Awareness is a hardwired gift. It may cause us to frown when we see another frown, find food when our stomach growls, smile at a baby, or hold the door open for another. You may or may not remember telling yourself to do these things. You just did it, because on some level you were aware, which led to your response.
Intentionally practicing mindfulness allows us to tune into varying depths of our awareness, beyond those that are on automatic pilot. This deeper level of awareness gives us the flexibility and buoyancy to self-correct, helping us to better serve and navigate ourselves and our community.
Just as a plant is hardwired to grow, given proper sun and light, so are we wired to grow and thrive. Did you or your caregivers select the day of your first real steps? They were surely the sun and light that fed your efforts. But when your developing brain and body were ready, you did the work — aware only of your efforts, not yourself.
Along with this beautiful innate drive of ours to thrive, according to David Korten, we are hardwired to care and connect. We have an instinctual desire to protect our brood, and this includes ourselves. Brain studies show positive emotions such as compassion, and the act of helping another, triggers the brain’s pleasure center and benefits our health by boosting our immune system, reducing our heart rate, and preparing us to approach and soothe.

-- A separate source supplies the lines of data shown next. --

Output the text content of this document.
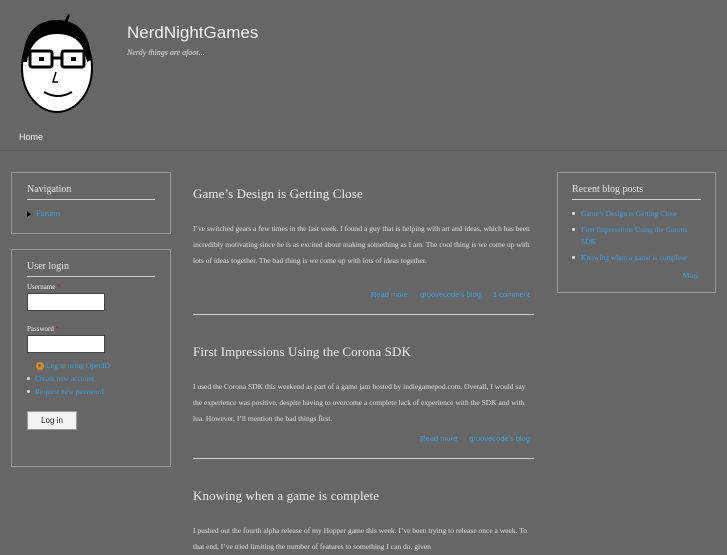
NerdNightGames
Nerdy things are afoot...
Home
Navigation
Forums
User login
Username *
Password *
Log in using OpenID
Create new account
Request new password
Log in
Recent blog posts
Game’s Design is Getting Close
First Impressions Using the Corona SDK
Knowing when a game is complete
More
Game’s Design is Getting Close

I’ve switched gears a few times in the last week. I found a guy that is helping with art and ideas, which has been incredibly motivating since he is as excited about making something as I am. The cool thing is we come up with lots of ideas together. The bad thing is we come up with lots of ideas together.

Read more groovecode's blog 1 comment
First Impressions Using the Corona SDK

I used the Corona SDK this weekend as part of a game jam hosted by indiegamepod.com. Overall, I would say the experience was positive, despite having to overcome a complete lack of experience with the SDK and with lua. However, I’ll mention the bad things first.

Read more groovecode's blog
Knowing when a game is complete

I pushed out the fourth alpha release of my Hopper game this week. I’ve been trying to release once a week. To that end, I’ve tried limiting the number of features to something I can do, given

Our brain and body already have this magnificent and efficient hardwired dialogue, according to Nick Oza. This dialogue enables them to regulate our internal homoeostasis,” (keeping us alive), or bliss (feeling alive!).
“What fires together wires together,” is a concept first described by neuroscientist Donald Hubb (1949). It describes what researchers now call neuroplasticity, the process in which your brain’s neural synapses and pathways are changed as a result of environmental, behavioral and neural influences. In Richard Davidson’s June 2010 webinar, he explores studies on the long-term effects of mindfulness on the brains of long-term practitioners (10,000 hours or more), indicating positive structural and functional changes.
While practitioners meditated on compassion, MRIs showed synchronicity in their brain rhythms and activation of the insula, the area of the brain that monitors how our body is doing. This activity results in optimal dialogue between our mind and body. Intentionally practicing mindfulness, according to Daniel Siegel (2007), rewires, or strengthens, our positive neural circuitry pathways, and optimizes the brain’s dialogue between our thinking and feeling systems. It creates that approach and soothe state toward ourselves and others, even in times of stress, and helps us to find that “sweet spot” of well-being.
Pairing our innate drive to thrive with the subtle, but powerful gift of awareness, gives us an assertive, yet calm sense within ourselves and among our community because it feels familiar and authentic.
When something good happens, stop, notice it, inhale it, feel it and be fueled!
Siegel, Daniel, MD., (2007). The Mindful Brain. New York: W.W. Norton & Company, Inc.